In the past week, digital asset investment products witnessed the most significant inflows so far this year at $193 million. Interestingly, Europe saw a majority of the flow, in this case, some 76% of total inflows at $147 million.
Diversifying my roots
WisdomTree, a New York-based exchange-traded fund (ETF) asset management firm, announced the launch of three new cryptos ETPs this week. It would track the performance of Solana (SOL), Cardano (ADA), and Polkadot (DOT).
The new ETPs dubbed WisdomTree Solana (SOLW), WisdomTree Cardano (ADAW), and WisdomTree Polkadot (DOTW) would give investors exposure to the prices of the underlying crypto assets. In that context, SOLW, ADAW, and DOTW had a total expense ratio of 0.95% or carried an expense ratio of 95 basis points.
In addition, the pan-European exchange Euronext expected to record the crypto ETPs in Amsterdam and Paris on 7 April, the announcement noted.

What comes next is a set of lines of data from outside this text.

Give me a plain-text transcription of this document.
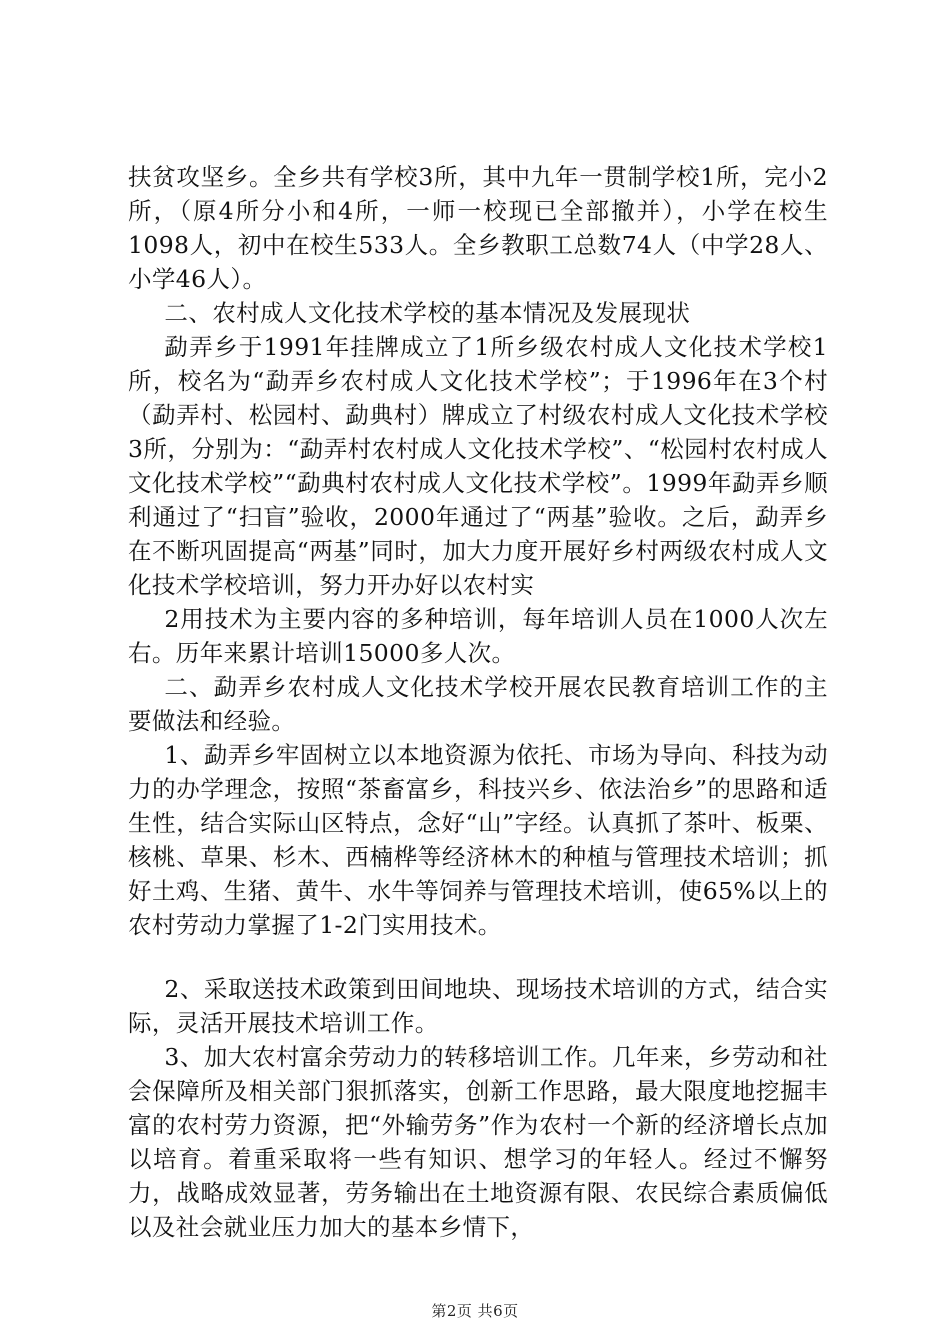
扶贫攻坚乡。全乡共有学校3所，其中九年一贯制学校1所，完小2所，（原4所分小和4所，一师一校现已全部撤并），小学在校生1098人，初中在校生533人。全乡教职工总数74人（中学28人、小学46人）。

二、农村成人文化技术学校的基本情况及发展现状

勐弄乡于1991年挂牌成立了1所乡级农村成人文化技术学校1所，校名为“勐弄乡农村成人文化技术学校”；于1996年在3个村（勐弄村、松园村、勐典村）牌成立了村级农村成人文化技术学校3所，分别为：“勐弄村农村成人文化技术学校”、“松园村农村成人文化技术学校”“勐典村农村成人文化技术学校”。1999年勐弄乡顺利通过了“扫盲”验收，2000年通过了“两基”验收。之后，勐弄乡在不断巩固提高“两基”同时，加大力度开展好乡村两级农村成人文化技术学校培训，努力开办好以农村实

2用技术为主要内容的多种培训，每年培训人员在1000人次左右。历年来累计培训15000多人次。

二、勐弄乡农村成人文化技术学校开展农民教育培训工作的主要做法和经验。

1、勐弄乡牢固树立以本地资源为依托、市场为导向、科技为动力的办学理念，按照“茶畜富乡，科技兴乡、依法治乡”的思路和适生性，结合实际山区特点，念好“山”字经。认真抓了茶叶、板栗、核桃、草果、杉木、西楠桦等经济林木的种植与管理技术培训；抓好土鸡、生猪、黄牛、水牛等饲养与管理技术培训，使65%以上的农村劳动力掌握了1-2门实用技术。

2、采取送技术政策到田间地块、现场技术培训的方式，结合实际，灵活开展技术培训工作。

3、加大农村富余劳动力的转移培训工作。几年来，乡劳动和社会保障所及相关部门狠抓落实，创新工作思路，最大限度地挖掘丰富的农村劳力资源，把“外输劳务”作为农村一个新的经济增长点加以培育。着重采取将一些有知识、想学习的年轻人。经过不懈努力，战略成效显著，劳务输出在土地资源有限、农民综合素质偏低以及社会就业压力加大的基本乡情下，

第2页 共6页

The firm also added that investors can access the three digital assets through its diversified crypto basket ETPs – WisdomTree Crypto Market (BLOC) and WisdomTree Crypto Altcoins (WALT) and are available for sale in Austria, Belgium, Denmark, Finland, France, Germany, Italy, Ireland, Luxembourg, Netherlands, Norway, Poland, Spain, Sweden, and Switzerland.
Here comes the fee war?
According to Eric Balchunas, Bloomberg’s senior ETF analyst, the offering is poised to severely undercut Switzerland-based crypto ETP issuer 21Shares, which charged its investors a 2.5% management fee.
WisdomTree launching Solana, Cardano and Polkadot ETPs in Europe fee of 0.95%, severely undercutting similar products from 21Shares’ which charge 2.5%. So let me get this straight: they’re already in a fee war over Polkadot ETPs in Europe AND STILL NO (you know the rest) pic.twitter.com/pIvMPJDjXZ
— Eric Balchunas (@EricBalchunas) March 31, 2022
Indeed, other altcoins did get attention across the globe. Earlier this month, Bloomberg reported that CoinShares had joined forces with crypto exchange FTX in order to launch a Solana-based ETP.
But where’s the result?
While there is already stiff competition among ETP issuers, the U.S. doesn’t have a physically-backed Bitcoin exchange-traded fund. If this continues, the US could miss out on the ETF opportunity while others would capitalize on it.